He became one of the protagonists of the nebulous Jubillar affair, named after the nurse who disappeared in December 2020 in Cagnac-les-Mines (Tarn). Because “Marco” would have stayed in the cell next to that of her husband, Cédric Jubillar, indicted for “murder” for a little less than a year.

Investigators suspect the plasterer painter of having killed his wife Delphine who wanted a divorce and had a lover. But until then, Cédric Jubillar locks himself in his denials. In prison, his troubled attitude. And above all, the body of the young nurse remains untraceable.

A few months ago, when the investigators collected the secrets of “Marco”, they finally believed they had irrefutable proof of the husband’s guilt. But nothing will go as planned.

This 37-year-old father is a prison regular. He spent nearly 15 years behind bars. Between August and October 2021, he is the cell neighbor of Cédric Jubillar, at the Toulouse-Seysses remand center.

Shortly before his release, he made revelations to investigators, who still raise questions today. The former detainee would have received disturbing confidences from Cédric Jubillar, even confessions. The Tarn would have told him of having killed his wife before hiding her body in a burnt farm.

Would “Marco” have rigged up to benefit from a reduced sentence?

In Le Parisien, the interested party, who has since moved to Portugal, speaks “for the first and last time”. “Let things be clear: I am not a libra who would have cashed in on his information in return for I don’t know what early release and who would have acted in his personal interest”, he assures, adding that he acted “in the hope that the truth will come out, and that Delphine’s children will one day know where their mother is”.

In the columns of the newspaper, the former detainee also gives details of his own criminal journey. Convicted of “rape with acts of torture and barbarism”, he spent 16 years behind bars between 2003 and 2016. “It was rape with a blunt object. I was still a minor and I was taken by the group effect in a delinquent environment. It is not a pride, obviously, but I assumed”, reports the thirty-year-old to Parisian.

His criminal record does not end there. Marco was subsequently sentenced for “witness tampering”, and “for two cases of felony threats against prison guards”, he explains. This is how he ended up in the Seysses remand center, alongside Cédric Jubillar, in the fall of 2021.

On the spot, he feels that the plasterer painter has made enemies, but he has not heard of the affair that bears his name, and introduces himself. They discuss through interposed bars.

“I feel like he is trying to get into my brain. He asks me some trick questions about my past. (…) I understand that he is a great calculator, he thinks a lot more than the average of the other prisoners. I also consider him very cultured. But I find that he really talks a lot…”, reports Marco. The detainee is disturbed by this man, who calls his missing wife “the other”, and does not seem affected by the drama. “Even with regard to his children, I never feel the love of a father” he continues.

To have peace, Marco sells him some cannabis, because he knows how to get it in prison. It is there, in the middle of the night, after smoking, that Cédric confides in him for the first time.

Marco recalls: “One night he tells me about when things happened. He left his room, he surprised his wife sending messages to his “asshole”, that’s how he spoke of the lover, and that’s when he “twisted “”. But this driver from the prison environment, at first, does not take it seriously.

“He was asking me for details about the burial of corpses… He was worried about the possibility that a buried body might end up being discovered because of the weather or the animals. This is where he tells me that his wife’s body is buried not far from a place that burned. He also speaks to me of two large trees, without giving any further explanations”, says Marco in Le Parisien.

And then, the idea germinates in his head of obtaining a precise confession from his sidekick, so that, perhaps, he can finally find the body of the missing nurse.
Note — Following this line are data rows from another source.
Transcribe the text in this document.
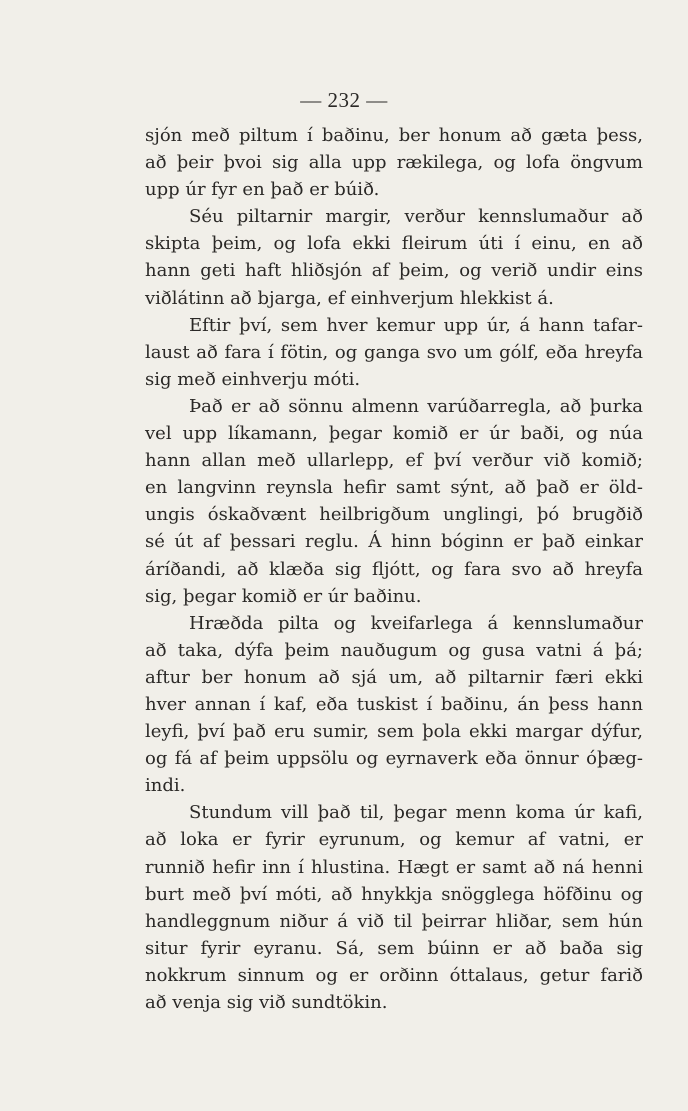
— 232 —
sjón með piltum í baðinu, ber honum að gæta þess,
að þeir þvoi sig alla upp rækilega, og lofa öngvum
upp úr fyr en það er búið.
Séu piltarnir margir, verður kennslumaður að
skipta þeim, og lofa ekki fleirum úti í einu, en að
hann geti haft hliðsjón af þeim, og verið undir eins
viðlátinn að bjarga, ef einhverjum hlekkist á.
Eftir því, sem hver kemur upp úr, á hann tafar-
laust að fara í fötin, og ganga svo um gólf, eða hreyfa
sig með einhverju móti.
Það er að sönnu almenn varúðarregla, að þurka
vel upp líkamann, þegar komið er úr baði, og núa
hann allan með ullarlepp, ef því verður við komið;
en langvinn reynsla hefir samt sýnt, að það er öld-
ungis óskaðvænt heilbrigðum unglingi, þó brugðið
sé út af þessari reglu. Á hinn bóginn er það einkar
áríðandi, að klæða sig fljótt, og fara svo að hreyfa
sig, þegar komið er úr baðinu.
Hræðda pilta og kveifarlega á kennslumaður
að taka, dýfa þeim nauðugum og gusa vatni á þá;
aftur ber honum að sjá um, að piltarnir færi ekki
hver annan í kaf, eða tuskist í baðinu, án þess hann
leyfi, því það eru sumir, sem þola ekki margar dýfur,
og fá af þeim uppsölu og eyrnaverk eða önnur óþæg-
indi.
Stundum vill það til, þegar menn koma úr kafi,
að loka er fyrir eyrunum, og kemur af vatni, er
runnið hefir inn í hlustina. Hægt er samt að ná henni
burt með því móti, að hnykkja snögglega höfðinu og
handleggnum niður á við til þeirrar hliðar, sem hún
situr fyrir eyranu. Sá, sem búinn er að baða sig
nokkrum sinnum og er orðinn óttalaus, getur farið
að venja sig við sundtökin.
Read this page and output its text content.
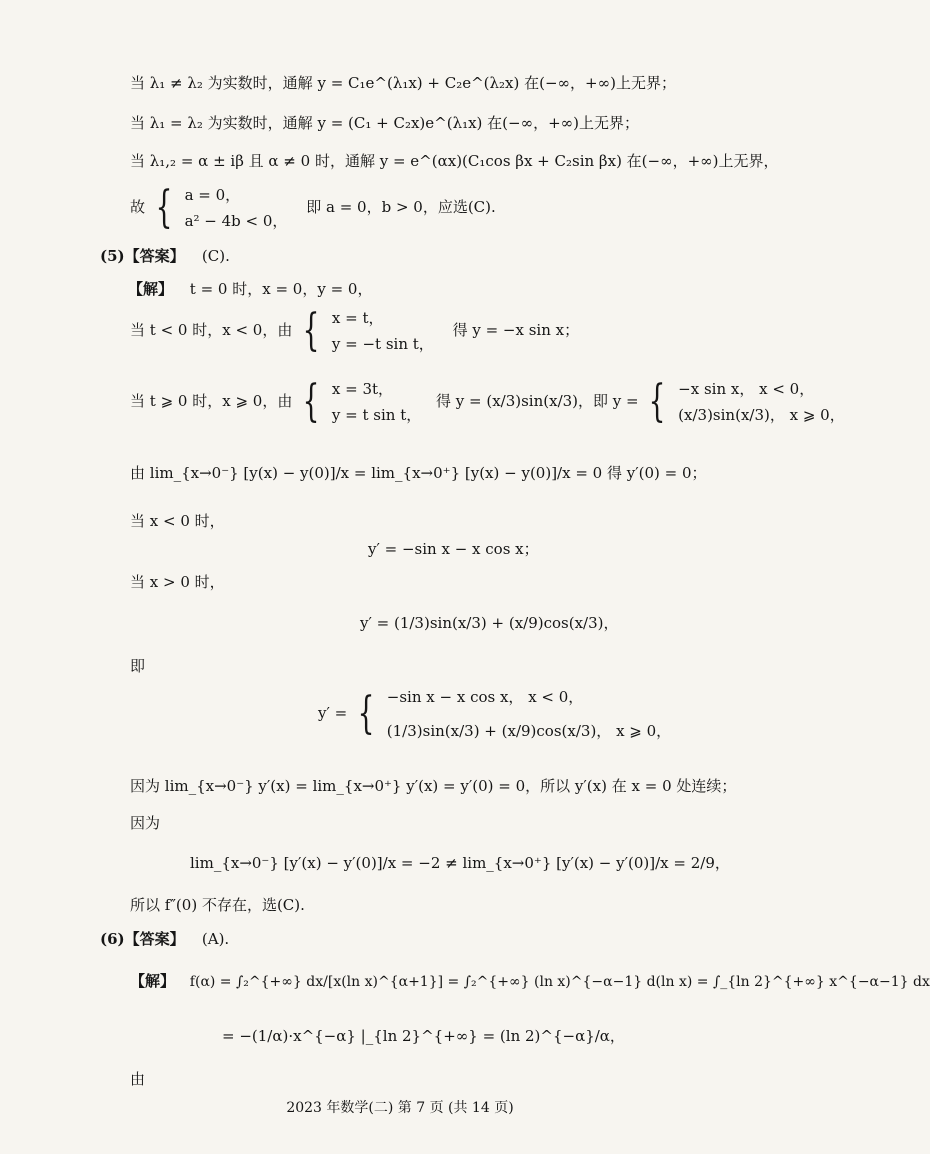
当 λ₁ ≠ λ₂ 为实数时，通解 y = C₁e^(λ₁x) + C₂e^(λ₂x) 在(−∞，+∞)上无界；
当 λ₁ = λ₂ 为实数时，通解 y = (C₁ + C₂x)e^(λ₁x) 在(−∞，+∞)上无界；
当 λ₁,₂ = α ± iβ 且 α ≠ 0 时，通解 y = e^(αx)(C₁cos βx + C₂sin βx) 在(−∞，+∞)上无界，
故 { a = 0，
a² − 4b < 0，
即 a = 0，b > 0，应选(C).
(5)【答案】 (C).
【解】 t = 0 时，x = 0，y = 0，
当 t < 0 时，x < 0，由 { x = t，
y = −t sin t，
得 y = −x sin x；
当 t ⩾ 0 时，x ⩾ 0，由 { x = 3t，
y = t sin t，
得 y = (x/3)sin(x/3)，即 y = { −x sin x， x < 0，
(x/3)sin(x/3)， x ⩾ 0，
由 lim_{x→0⁻} [y(x) − y(0)]/x = lim_{x→0⁺} [y(x) − y(0)]/x = 0 得 y′(0) = 0；
当 x < 0 时，
y′ = −sin x − x cos x；
当 x > 0 时，
y′ = (1/3)sin(x/3) + (x/9)cos(x/3)，
即
y′ = { −sin x − x cos x， x < 0，
(1/3)sin(x/3) + (x/9)cos(x/3)， x ⩾ 0，
因为 lim_{x→0⁻} y′(x) = lim_{x→0⁺} y′(x) = y′(0) = 0，所以 y′(x) 在 x = 0 处连续；
因为
lim_{x→0⁻} [y′(x) − y′(0)]/x = −2 ≠ lim_{x→0⁺} [y′(x) − y′(0)]/x = 2/9，
所以 f″(0) 不存在，选(C).
(6)【答案】 (A).
【解】 f(α) = ∫₂^{+∞} dx/[x(ln x)^{α+1}] = ∫₂^{+∞} (ln x)^{−α−1} d(ln x) = ∫_{ln 2}^{+∞} x^{−α−1} dx
= −(1/α)·x^{−α} |_{ln 2}^{+∞} = (ln 2)^{−α}/α，
由
2023 年数学(二) 第 7 页 (共 14 页)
“I suggest he deflect suspicion not towards Delphine’s lover, which wouldn’t have made much sense, but rather towards the lover’s wife. I tell him that if the body is discovered next to their home, with traces of DNA and blood that we could pick up in their garbage cans, it will necessarily be cleared”, continues the 30-year-old, who then wants to push his cell neighbor to give precise indications on the place where Delphone rests.

Marco’s release is approaching. Cédric Jubillar would then have told him to contact Séverine, his new companion, and even gave him coded letters to send to him.

“A few days later, towards the end of September, I felt compelled to tell all this to a person who works in the prison intelligence service. It is she, then, who makes the link with the gendarmes”, explains Marco.

These revelations, Cédric Jubillar assures that he never made them to Marco, or to anyone.

On May 12, a legal confrontation was organized between the two former cell neighbors. “Cédric did not deny having spoken to me, but he dodged a lot of questions by saying that it was I who had misinterpreted some of his remarks,” commented Marco in Le Parisien. “For the most embarrassing phrases, like ‘I twisted and got rid of her’, he replied, ‘I may have said that, but it was a joke.’ But I was present when he said these words and I can say that he was not laughing at all”, concludes the former prisoner.